Premodifier order in English nominal phrases: A semantic account
The article starts from the description of premodification in English nominal phrases as structured in four zones, given in Quirk and colleagues (A Comprehensive Grammar of Contemporary English, Longman, 1985). The argument is that one explanation for the zones and the zone order is in premodifiers’ types of meaning (“semantic structure”), following the analysis of meaning types in Cruse (Meaning in Language: An Introduction to Semantics and Pragmatics, Oxford University Press, 2004). Semantic structure is distinguished from content; different senses of words can have the same core content but different semantic structures, and accordingly occur in different zones. It is assumed that syntax and other levels of language contribute to the full understanding of premodifier order, complementing this semantic explanation.
The introduction outlines the zone structure, and the semantic analysis to be used.

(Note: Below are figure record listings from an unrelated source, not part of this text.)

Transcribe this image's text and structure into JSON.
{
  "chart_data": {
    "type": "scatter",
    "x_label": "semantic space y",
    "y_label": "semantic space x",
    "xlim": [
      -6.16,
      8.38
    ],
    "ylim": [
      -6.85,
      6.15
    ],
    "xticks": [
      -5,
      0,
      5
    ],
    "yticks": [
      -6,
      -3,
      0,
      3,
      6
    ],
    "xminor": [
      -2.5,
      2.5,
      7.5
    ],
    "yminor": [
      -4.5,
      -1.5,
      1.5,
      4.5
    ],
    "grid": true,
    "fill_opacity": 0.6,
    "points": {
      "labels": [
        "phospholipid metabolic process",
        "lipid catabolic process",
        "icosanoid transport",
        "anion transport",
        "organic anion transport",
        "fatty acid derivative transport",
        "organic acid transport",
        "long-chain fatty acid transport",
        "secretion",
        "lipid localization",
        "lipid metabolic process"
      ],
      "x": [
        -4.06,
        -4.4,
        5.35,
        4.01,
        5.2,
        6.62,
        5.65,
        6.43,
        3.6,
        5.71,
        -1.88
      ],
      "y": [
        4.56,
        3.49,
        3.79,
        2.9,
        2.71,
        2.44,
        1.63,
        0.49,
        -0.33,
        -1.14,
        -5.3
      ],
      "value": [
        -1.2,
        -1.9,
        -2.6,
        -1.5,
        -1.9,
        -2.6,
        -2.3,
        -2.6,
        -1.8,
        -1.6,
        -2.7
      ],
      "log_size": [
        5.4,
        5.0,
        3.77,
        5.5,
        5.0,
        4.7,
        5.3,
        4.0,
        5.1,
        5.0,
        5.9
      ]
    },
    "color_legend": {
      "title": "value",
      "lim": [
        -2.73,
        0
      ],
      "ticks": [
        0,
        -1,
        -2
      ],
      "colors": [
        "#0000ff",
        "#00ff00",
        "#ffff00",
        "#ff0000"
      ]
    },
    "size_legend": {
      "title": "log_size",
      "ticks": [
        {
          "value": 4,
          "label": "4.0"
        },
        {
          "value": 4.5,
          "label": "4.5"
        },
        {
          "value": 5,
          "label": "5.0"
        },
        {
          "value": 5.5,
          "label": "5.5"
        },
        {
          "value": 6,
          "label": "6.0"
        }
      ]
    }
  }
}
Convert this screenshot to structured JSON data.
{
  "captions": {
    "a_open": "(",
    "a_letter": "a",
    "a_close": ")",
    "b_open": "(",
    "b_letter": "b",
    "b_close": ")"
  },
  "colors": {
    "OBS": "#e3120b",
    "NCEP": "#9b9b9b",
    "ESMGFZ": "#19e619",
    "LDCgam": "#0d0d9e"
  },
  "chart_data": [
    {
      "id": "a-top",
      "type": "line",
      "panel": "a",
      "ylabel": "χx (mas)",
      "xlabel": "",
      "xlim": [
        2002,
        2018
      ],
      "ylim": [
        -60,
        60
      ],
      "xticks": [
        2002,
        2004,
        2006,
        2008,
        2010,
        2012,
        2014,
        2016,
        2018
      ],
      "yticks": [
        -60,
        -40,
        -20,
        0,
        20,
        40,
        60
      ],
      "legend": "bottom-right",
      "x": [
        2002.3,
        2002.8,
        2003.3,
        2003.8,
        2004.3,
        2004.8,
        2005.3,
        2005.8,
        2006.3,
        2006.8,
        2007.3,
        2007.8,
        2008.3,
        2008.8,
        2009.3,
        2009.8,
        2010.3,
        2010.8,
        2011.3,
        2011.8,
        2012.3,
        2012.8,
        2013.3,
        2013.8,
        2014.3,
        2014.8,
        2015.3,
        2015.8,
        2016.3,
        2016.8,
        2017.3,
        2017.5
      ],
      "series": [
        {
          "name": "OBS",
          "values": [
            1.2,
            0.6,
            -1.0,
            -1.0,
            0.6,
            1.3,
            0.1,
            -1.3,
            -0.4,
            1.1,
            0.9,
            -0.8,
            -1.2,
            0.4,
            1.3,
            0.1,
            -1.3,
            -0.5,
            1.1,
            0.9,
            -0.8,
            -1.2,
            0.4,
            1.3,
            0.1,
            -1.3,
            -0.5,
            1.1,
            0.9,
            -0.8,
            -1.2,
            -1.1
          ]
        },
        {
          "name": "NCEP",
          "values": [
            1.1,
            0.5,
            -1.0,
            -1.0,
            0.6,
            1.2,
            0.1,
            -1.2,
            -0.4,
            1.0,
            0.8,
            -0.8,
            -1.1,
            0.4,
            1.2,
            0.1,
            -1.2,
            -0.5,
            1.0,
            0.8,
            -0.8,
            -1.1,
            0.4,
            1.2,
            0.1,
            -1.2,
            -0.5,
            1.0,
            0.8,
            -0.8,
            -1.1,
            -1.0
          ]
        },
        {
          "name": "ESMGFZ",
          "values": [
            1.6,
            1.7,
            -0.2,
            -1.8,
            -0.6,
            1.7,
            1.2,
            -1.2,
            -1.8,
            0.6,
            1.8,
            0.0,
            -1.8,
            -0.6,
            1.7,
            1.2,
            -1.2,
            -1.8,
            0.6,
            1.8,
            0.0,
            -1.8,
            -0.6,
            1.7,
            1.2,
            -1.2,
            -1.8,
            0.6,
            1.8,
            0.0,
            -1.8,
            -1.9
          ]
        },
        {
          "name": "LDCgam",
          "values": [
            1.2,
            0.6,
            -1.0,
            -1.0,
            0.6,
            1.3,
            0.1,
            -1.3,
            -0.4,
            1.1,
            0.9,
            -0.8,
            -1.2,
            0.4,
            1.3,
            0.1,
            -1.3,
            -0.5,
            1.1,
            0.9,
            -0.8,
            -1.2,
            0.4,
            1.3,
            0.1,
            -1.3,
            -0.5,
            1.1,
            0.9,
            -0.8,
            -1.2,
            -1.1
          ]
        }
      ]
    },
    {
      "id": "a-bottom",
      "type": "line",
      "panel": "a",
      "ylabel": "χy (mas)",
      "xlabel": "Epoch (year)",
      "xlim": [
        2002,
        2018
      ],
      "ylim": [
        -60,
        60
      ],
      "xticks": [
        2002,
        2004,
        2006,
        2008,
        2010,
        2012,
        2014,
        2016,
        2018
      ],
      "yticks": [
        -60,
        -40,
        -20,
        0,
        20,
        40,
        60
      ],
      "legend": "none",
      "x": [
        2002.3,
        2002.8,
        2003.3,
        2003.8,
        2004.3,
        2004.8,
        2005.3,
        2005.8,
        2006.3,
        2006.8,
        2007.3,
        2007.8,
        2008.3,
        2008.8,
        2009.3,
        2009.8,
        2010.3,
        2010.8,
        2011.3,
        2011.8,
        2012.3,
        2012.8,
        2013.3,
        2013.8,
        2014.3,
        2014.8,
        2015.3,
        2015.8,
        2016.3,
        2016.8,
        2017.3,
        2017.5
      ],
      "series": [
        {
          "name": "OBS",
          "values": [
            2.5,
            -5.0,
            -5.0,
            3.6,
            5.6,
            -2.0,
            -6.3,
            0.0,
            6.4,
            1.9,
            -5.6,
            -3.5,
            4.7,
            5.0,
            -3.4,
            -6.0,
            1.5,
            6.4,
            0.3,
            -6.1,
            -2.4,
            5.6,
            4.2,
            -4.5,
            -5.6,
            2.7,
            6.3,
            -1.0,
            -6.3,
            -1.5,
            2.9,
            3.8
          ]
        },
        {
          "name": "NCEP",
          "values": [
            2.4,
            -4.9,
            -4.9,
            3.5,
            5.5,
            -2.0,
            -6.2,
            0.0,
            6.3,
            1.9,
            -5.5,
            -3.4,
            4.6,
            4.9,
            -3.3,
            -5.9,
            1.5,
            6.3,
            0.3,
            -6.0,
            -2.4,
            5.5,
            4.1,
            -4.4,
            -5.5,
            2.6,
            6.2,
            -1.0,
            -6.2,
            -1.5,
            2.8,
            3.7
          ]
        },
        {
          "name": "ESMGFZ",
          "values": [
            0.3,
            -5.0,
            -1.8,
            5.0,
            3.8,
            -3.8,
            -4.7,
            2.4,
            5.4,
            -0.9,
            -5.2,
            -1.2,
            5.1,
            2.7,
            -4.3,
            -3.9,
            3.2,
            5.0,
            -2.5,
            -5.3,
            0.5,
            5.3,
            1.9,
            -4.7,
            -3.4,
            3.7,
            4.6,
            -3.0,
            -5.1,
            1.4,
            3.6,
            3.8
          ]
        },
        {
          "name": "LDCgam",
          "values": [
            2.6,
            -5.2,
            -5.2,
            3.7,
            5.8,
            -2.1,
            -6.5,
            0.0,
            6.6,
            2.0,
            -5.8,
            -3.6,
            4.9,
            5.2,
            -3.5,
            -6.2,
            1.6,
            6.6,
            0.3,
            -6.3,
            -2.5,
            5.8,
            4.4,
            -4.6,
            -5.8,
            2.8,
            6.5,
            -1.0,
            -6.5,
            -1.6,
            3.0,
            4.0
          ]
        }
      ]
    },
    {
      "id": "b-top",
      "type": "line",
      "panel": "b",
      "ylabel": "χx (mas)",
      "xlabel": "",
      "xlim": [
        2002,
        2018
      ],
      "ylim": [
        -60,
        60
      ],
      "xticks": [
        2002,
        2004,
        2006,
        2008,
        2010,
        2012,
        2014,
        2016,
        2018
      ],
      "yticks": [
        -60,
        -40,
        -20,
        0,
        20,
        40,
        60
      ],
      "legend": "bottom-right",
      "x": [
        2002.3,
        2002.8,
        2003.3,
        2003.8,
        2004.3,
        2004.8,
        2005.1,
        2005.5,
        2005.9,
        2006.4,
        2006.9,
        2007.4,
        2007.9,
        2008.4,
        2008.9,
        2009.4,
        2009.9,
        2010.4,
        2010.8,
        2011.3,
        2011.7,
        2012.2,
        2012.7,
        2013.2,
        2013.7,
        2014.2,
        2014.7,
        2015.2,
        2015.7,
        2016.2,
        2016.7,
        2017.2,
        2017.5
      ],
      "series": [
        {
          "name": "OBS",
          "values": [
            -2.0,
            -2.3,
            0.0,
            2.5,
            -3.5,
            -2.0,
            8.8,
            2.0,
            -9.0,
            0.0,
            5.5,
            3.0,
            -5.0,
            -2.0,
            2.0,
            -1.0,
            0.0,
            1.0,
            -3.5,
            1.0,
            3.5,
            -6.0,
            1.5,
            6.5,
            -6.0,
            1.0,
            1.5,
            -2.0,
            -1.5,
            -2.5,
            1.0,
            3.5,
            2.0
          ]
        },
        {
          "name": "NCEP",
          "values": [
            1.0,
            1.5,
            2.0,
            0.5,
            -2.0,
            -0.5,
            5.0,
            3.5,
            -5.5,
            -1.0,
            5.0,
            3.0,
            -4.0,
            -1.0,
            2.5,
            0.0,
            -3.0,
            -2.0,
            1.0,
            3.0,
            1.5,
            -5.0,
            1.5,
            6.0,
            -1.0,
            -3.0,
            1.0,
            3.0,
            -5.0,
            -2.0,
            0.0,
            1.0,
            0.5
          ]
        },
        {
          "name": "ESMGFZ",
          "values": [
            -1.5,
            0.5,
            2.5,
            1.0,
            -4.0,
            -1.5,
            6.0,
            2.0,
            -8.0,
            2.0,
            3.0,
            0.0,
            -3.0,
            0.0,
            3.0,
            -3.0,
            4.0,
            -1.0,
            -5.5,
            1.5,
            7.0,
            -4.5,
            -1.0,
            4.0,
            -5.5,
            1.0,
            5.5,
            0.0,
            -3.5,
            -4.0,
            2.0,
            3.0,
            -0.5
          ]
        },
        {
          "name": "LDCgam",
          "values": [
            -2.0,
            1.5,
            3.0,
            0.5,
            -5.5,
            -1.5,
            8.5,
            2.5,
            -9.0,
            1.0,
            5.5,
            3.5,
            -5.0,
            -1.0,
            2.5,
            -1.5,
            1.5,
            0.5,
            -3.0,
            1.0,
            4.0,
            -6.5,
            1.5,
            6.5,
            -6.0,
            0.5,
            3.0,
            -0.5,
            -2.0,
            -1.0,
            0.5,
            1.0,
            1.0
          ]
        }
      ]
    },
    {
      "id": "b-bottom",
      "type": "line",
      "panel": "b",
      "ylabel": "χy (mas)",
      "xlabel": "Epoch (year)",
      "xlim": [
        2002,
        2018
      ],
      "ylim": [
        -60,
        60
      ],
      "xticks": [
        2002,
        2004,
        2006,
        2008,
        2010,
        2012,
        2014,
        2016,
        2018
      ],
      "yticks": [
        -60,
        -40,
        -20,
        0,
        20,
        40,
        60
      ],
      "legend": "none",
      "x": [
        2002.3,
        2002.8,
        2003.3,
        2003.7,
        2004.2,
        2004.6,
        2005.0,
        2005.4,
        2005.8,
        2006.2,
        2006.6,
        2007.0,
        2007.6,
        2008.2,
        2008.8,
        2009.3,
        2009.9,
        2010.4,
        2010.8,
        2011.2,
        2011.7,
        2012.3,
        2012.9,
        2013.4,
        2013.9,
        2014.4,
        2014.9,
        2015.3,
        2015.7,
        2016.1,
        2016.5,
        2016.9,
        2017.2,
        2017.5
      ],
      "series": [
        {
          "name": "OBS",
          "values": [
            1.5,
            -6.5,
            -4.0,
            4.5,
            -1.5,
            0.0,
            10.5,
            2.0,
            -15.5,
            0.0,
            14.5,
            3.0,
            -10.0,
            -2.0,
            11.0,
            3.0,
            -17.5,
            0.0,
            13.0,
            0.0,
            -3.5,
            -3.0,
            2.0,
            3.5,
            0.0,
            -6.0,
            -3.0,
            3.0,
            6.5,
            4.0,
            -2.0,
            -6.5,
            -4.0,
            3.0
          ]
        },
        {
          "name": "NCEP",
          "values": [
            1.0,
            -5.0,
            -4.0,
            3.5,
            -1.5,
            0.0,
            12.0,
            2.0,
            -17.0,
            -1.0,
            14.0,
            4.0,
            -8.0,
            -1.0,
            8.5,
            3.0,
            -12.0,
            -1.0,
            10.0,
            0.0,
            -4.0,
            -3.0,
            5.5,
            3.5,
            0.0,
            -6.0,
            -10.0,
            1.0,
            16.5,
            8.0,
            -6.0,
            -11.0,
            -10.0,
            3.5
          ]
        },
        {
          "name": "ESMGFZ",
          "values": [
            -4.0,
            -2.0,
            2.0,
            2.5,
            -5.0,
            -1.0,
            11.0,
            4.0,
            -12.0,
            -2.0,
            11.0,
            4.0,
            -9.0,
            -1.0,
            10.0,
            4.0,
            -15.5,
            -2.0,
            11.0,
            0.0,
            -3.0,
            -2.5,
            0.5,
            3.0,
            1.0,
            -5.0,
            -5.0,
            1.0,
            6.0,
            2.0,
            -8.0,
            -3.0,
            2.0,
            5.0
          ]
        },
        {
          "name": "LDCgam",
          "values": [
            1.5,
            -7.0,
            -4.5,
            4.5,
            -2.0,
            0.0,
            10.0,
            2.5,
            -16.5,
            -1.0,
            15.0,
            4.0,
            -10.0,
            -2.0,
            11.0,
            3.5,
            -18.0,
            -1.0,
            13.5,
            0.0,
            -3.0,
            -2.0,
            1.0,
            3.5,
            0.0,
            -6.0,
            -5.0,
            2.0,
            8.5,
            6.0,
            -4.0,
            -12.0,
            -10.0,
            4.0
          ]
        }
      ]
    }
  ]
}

Section 2 discusses the zone immediately before the head, arguing that words there have non-descriptive meaning (denoting entities); for example, percussion in “your actual tinny round percussion instrument”. Section 3 argues that words in the next zone have a concrete descriptive meaning; for example, round in the phrase just cited. Section 4 argues that words in the next zone have abstract, scalar descriptive meaning, or emotive meaning; for example, tinny. Section 5 argues that words in the first zone have purely grammatical meaning; for example, actual.